Prove that $\langle x, y \rangle = \overline{\langle y, x \rangle}$

Question

Let $X$ be a normed linear space over the field $\mathbb C$ with the norm $\|\cdot \|$. Let $x,y \in X$. Define $\displaystyle \langle x, y \rangle =\frac{1}{4} \sum_{k =0}^{3} i^{k} \Vert x +i^k y\Vert^2$. Prove that $\langle x, y \rangle = \overline{\langle y, x \rangle}.$

My attempt:

\begin{align*} \overline{\langle y, x \rangle} &= \overline{\frac{1}{4} \sum_{k =0}^{3} i^{k} \Vert y +i^k x\Vert^2} \\ &= \overline{\frac{1}{4}(\Vert y +x\Vert^2)+i\Vert y +i x\Vert^2-\Vert y - x\Vert^2-i\Vert y -ix\Vert^2)} \\ &= \frac{1}{4}(\overline{\Vert y +x\Vert^2)}-i\overline{\Vert y +i x\Vert^2}-\overline{\Vert y - x\Vert^2}+i\overline{\Vert y -ix\Vert^2}). \end{align*}

Can I take the complex conjugate inside the norm?

Answer 1

Since the norm is a positive real number by definition/construction, it isn't affected by the complex conjugation.
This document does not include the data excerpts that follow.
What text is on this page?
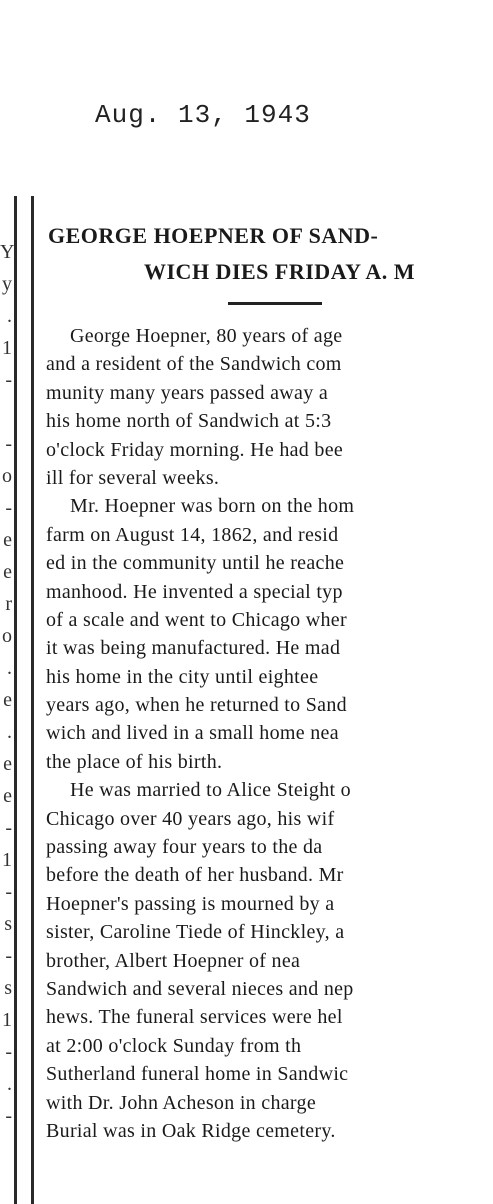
Aug. 13, 1943
Y
y
.
1
-
-
o
-
e
e
r
o
.
e
.
e
e
-
1
-
s
-
s
1
-
.
-
GEORGE HOEPNER OF SAND-
WICH DIES FRIDAY A. M
George Hoepner, 80 years of age
and a resident of the Sandwich com
munity many years passed away a
his home north of Sandwich at 5:3
o'clock Friday morning. He had bee
ill for several weeks.
Mr. Hoepner was born on the hom
farm on August 14, 1862, and resid
ed in the community until he reache
manhood. He invented a special typ
of a scale and went to Chicago wher
it was being manufactured. He mad
his home in the city until eightee
years ago, when he returned to Sand
wich and lived in a small home nea
the place of his birth.
He was married to Alice Steight o
Chicago over 40 years ago, his wif
passing away four years to the da
before the death of her husband. Mr
Hoepner's passing is mourned by a
sister, Caroline Tiede of Hinckley, a
brother, Albert Hoepner of nea
Sandwich and several nieces and nep
hews. The funeral services were hel
at 2:00 o'clock Sunday from th
Sutherland funeral home in Sandwic
with Dr. John Acheson in charge
Burial was in Oak Ridge cemetery.
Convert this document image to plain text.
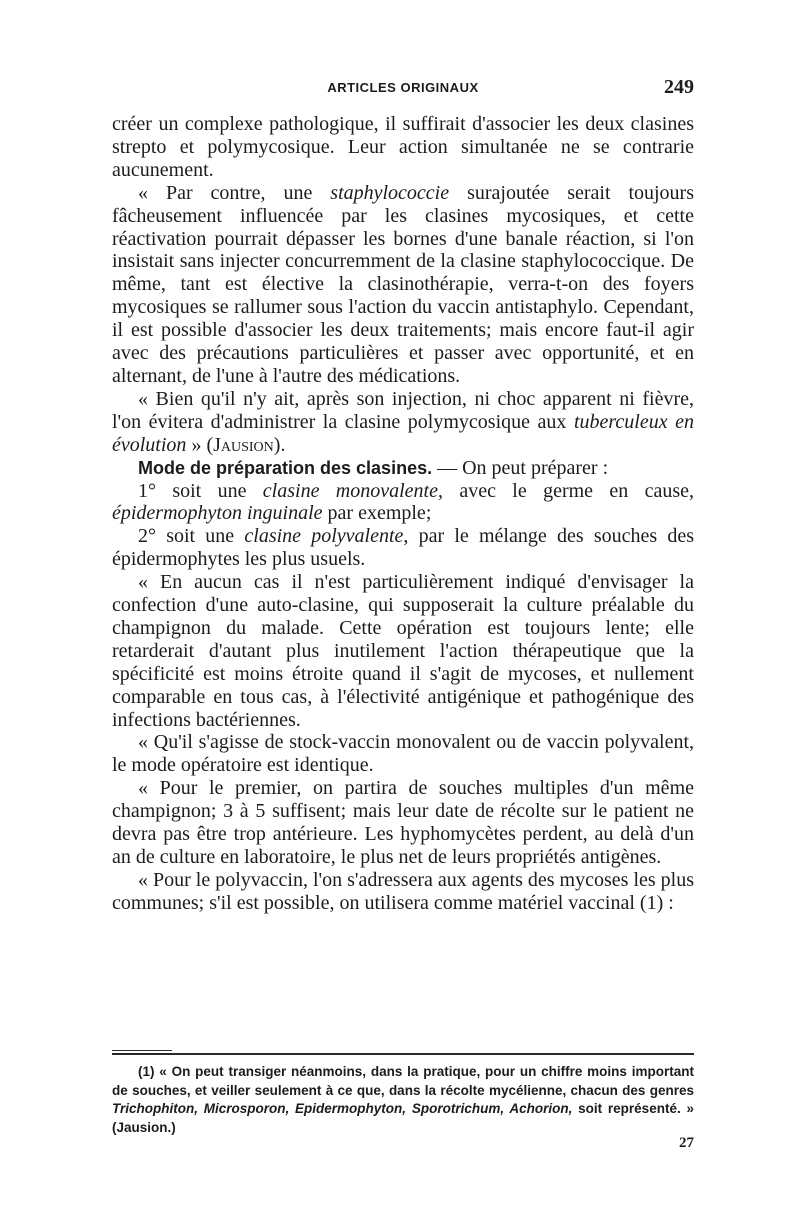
ARTICLES ORIGINAUX	249

créer un complexe pathologique, il suffirait d'associer les deux clasines strepto et polymycosique. Leur action simultanée ne se contrarie aucunement.

« Par contre, une staphylococcie surajoutée serait toujours fâcheusement influencée par les clasines mycosiques, et cette réactivation pourrait dépasser les bornes d'une banale réaction, si l'on insistait sans injecter concurremment de la clasine staphylococcique. De même, tant est élective la clasinothérapie, verra-t-on des foyers mycosiques se rallumer sous l'action du vaccin antistaphylo. Cependant, il est possible d'associer les deux traitements; mais encore faut-il agir avec des précautions particulières et passer avec opportunité, et en alternant, de l'une à l'autre des médications.

« Bien qu'il n'y ait, après son injection, ni choc apparent ni fièvre, l'on évitera d'administrer la clasine polymycosique aux tuberculeux en évolution » (Jausion).

Mode de préparation des clasines. — On peut préparer :

1° soit une clasine monovalente, avec le germe en cause, épidermophyton inguinale par exemple;

2° soit une clasine polyvalente, par le mélange des souches des épidermophytes les plus usuels.

« En aucun cas il n'est particulièrement indiqué d'envisager la confection d'une auto-clasine, qui supposerait la culture préalable du champignon du malade. Cette opération est toujours lente; elle retarderait d'autant plus inutilement l'action thérapeutique que la spécificité est moins étroite quand il s'agit de mycoses, et nullement comparable en tous cas, à l'électivité antigénique et pathogénique des infections bactériennes.

« Qu'il s'agisse de stock-vaccin monovalent ou de vaccin polyvalent, le mode opératoire est identique.

« Pour le premier, on partira de souches multiples d'un même champignon; 3 à 5 suffisent; mais leur date de récolte sur le patient ne devra pas être trop antérieure. Les hyphomycètes perdent, au delà d'un an de culture en laboratoire, le plus net de leurs propriétés antigènes.

« Pour le polyvaccin, l'on s'adressera aux agents des mycoses les plus communes; s'il est possible, on utilisera comme matériel vaccinal (1) :

(1) « On peut transiger néanmoins, dans la pratique, pour un chiffre moins important de souches, et veiller seulement à ce que, dans la récolte mycélienne, chacun des genres Trichophiton, Microsporon, Epidermophyton, Sporotrichum, Achorion, soit représenté. » (Jausion.)

27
Then, it is only a matter of rearranging the terms. At the end, we have : $$ \begin{align} \overline{\langle y, x \rangle} &= \overline{\frac{1}{4} \sum_{k =0}^{3} i^{k} \|y + i^kx\|^2} \\ &= \frac{1}{4} \sum_{k =0}^{3} (-i)^{k} \|y + i^kx\|^2 \\ &= \frac{1}{4} \sum_{k =0}^{3} (-i)^{k} \|x + (-i)^ky\|^2 \\ &= \frac{1}{4} \left(\|x+y\|^2 - i\|x-iy\|^2 - \|x-y\|^2 + i\|x+iy\|^2\right) \\ &= \frac{1}{4} \left(\|x+y\|^2 + i\|x+iy\|^2 - \|x-y\|^2 - i\|x-iy\|^2\right) \\ &= \frac{1}{4} \sum_{k =0}^{3} i^{k} \|x + i^ky\|^2 \\ &= \langle x,y \rangle \end{align} $$ Formally, the rearrangement corresponds to the change of variable $k' := 3 - k$.

Answer 2

You cannot bring the complex conjugate inside the norm as $\|x+iy\|$ is not necessarily equal $\|x-iy\|.$ Instead I would use $$i^k\|x+i^ky\|^2= i^k\|i^{-k}x+y\|^2=\overline{i^{-k}\|y+i^{-k}x\|^2}$$ On summing up the terms you get the conclusion.